Levez la tête, et tout autour de cette place, vous verrez s’élever les immenses palais de l’industrie. Vous entendez le bruit des fourneaux, les sifflements de la vapeur. Ces vastes demeures empêchent l’air et la lumière de pénétrer dans les demeures humaines qu’elles dominent ; elles les enveloppent d’un perpétuel brouillard ; ici est l’esclave, là est le maître ; là, les richesses de quelques-uns ; ici, la misère du plus grand nombre ; là, les forces organisées d’une multitude produisent, au profit d’un seul, ce que la société n’avait pas encore su donner ; ici, la faiblesse individuelle se montre plus débile et plus dépourvue encore qu’au milieu des déserts ; ici les effets, là les causes.

Une épaisse et noire fumée couvre la cité. Le soleil paraît au travers comme un disque sans rayons. C’est au milieu de ce jour incomplet que s’agitent sans cesse 300.000 créatures humaines. (…)

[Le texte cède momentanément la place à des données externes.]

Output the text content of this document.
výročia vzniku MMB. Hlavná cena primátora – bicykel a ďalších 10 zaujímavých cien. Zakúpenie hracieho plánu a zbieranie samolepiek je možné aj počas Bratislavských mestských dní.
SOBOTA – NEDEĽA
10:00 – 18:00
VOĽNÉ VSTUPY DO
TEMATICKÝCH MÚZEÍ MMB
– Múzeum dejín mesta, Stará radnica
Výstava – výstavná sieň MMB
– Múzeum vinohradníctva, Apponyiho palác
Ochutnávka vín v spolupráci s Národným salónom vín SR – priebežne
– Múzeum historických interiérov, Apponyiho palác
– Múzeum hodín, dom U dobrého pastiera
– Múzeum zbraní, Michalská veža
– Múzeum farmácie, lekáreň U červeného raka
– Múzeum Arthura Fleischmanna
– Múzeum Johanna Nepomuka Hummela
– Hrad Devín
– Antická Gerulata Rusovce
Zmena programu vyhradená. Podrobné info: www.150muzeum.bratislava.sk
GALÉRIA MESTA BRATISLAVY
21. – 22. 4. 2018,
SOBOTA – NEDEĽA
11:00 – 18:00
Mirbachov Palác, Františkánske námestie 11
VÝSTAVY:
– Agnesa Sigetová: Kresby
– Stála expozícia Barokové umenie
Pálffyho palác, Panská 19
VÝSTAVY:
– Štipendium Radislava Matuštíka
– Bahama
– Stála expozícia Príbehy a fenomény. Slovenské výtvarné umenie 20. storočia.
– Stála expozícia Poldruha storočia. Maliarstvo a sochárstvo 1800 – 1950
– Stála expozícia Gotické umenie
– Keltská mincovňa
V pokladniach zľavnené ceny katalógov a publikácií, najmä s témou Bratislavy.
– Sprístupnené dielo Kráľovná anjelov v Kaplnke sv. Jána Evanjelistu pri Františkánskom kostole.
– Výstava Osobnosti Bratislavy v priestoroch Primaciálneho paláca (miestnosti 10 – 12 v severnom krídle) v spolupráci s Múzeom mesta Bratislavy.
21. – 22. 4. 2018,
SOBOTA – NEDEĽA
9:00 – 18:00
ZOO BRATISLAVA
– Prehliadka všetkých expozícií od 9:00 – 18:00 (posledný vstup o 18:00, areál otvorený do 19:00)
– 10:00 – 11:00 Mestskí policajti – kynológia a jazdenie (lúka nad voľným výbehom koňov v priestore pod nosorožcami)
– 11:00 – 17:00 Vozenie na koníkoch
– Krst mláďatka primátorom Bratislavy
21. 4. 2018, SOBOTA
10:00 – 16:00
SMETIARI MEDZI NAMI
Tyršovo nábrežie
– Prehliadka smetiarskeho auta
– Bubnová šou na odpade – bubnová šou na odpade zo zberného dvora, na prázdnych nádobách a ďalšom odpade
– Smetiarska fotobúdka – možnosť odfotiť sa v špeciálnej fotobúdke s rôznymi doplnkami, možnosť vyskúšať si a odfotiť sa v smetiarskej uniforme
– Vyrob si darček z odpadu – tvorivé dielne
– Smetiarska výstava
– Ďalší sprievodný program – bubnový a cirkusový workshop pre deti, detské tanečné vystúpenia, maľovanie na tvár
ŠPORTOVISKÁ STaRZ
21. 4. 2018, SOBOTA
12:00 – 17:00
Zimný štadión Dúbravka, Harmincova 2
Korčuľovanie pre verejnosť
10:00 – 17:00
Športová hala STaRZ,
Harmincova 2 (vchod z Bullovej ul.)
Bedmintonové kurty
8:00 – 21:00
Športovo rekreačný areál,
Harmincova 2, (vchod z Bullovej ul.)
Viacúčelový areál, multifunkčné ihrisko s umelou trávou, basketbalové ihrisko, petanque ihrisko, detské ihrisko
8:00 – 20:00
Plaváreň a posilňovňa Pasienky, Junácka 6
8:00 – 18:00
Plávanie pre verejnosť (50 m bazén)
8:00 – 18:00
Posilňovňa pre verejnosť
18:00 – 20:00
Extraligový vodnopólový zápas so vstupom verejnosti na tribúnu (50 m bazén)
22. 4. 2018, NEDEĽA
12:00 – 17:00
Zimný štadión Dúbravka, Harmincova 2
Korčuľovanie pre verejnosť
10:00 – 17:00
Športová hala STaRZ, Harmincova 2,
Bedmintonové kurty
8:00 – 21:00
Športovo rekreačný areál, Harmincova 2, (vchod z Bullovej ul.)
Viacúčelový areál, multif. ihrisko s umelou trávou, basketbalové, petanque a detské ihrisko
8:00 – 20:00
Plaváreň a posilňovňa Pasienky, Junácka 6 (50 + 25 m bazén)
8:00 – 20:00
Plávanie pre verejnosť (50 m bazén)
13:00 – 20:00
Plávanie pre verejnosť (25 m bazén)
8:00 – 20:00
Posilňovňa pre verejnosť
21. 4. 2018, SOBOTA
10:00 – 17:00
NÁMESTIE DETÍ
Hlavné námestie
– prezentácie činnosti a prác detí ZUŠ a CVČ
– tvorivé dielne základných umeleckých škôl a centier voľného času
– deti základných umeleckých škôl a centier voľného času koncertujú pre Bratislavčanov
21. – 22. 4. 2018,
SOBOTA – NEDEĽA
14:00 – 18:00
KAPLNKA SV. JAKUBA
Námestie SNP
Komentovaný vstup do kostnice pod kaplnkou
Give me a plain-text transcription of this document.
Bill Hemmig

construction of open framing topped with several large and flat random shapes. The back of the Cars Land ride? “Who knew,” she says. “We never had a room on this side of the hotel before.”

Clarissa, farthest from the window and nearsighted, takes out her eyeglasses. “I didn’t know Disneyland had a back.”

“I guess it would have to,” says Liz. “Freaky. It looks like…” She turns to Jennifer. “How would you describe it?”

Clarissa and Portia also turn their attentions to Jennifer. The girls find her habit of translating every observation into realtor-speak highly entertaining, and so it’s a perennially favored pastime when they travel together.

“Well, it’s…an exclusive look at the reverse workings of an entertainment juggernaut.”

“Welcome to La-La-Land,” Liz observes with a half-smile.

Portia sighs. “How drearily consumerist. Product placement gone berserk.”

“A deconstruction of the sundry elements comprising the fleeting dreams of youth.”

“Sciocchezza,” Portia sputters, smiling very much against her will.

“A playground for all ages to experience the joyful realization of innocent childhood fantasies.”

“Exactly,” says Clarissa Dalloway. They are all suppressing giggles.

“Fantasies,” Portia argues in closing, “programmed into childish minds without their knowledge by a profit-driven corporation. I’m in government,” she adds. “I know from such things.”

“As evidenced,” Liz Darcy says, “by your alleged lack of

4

C’est au milieu de ce cloaque infect que le plus grand fleuve de l’industrie humaine prend sa source et va féconder l’univers. De cet égout immonde, l’or pur s’écoule. C’est là que l’esprit humain se perfectionne et s’abrutit ; que la civilisation produit ses merveilles et que l’homme civilisé redevient presque sauvage. »
-Extraits de Alexis de Tocqueville, Œuvres complètes : Voyages en Angleterre, Irlande, Suisse et Algérie, t. V, fasc. 2, éd. J.-P. Mayer, Gallimard, Paris 1958, p. 78-82.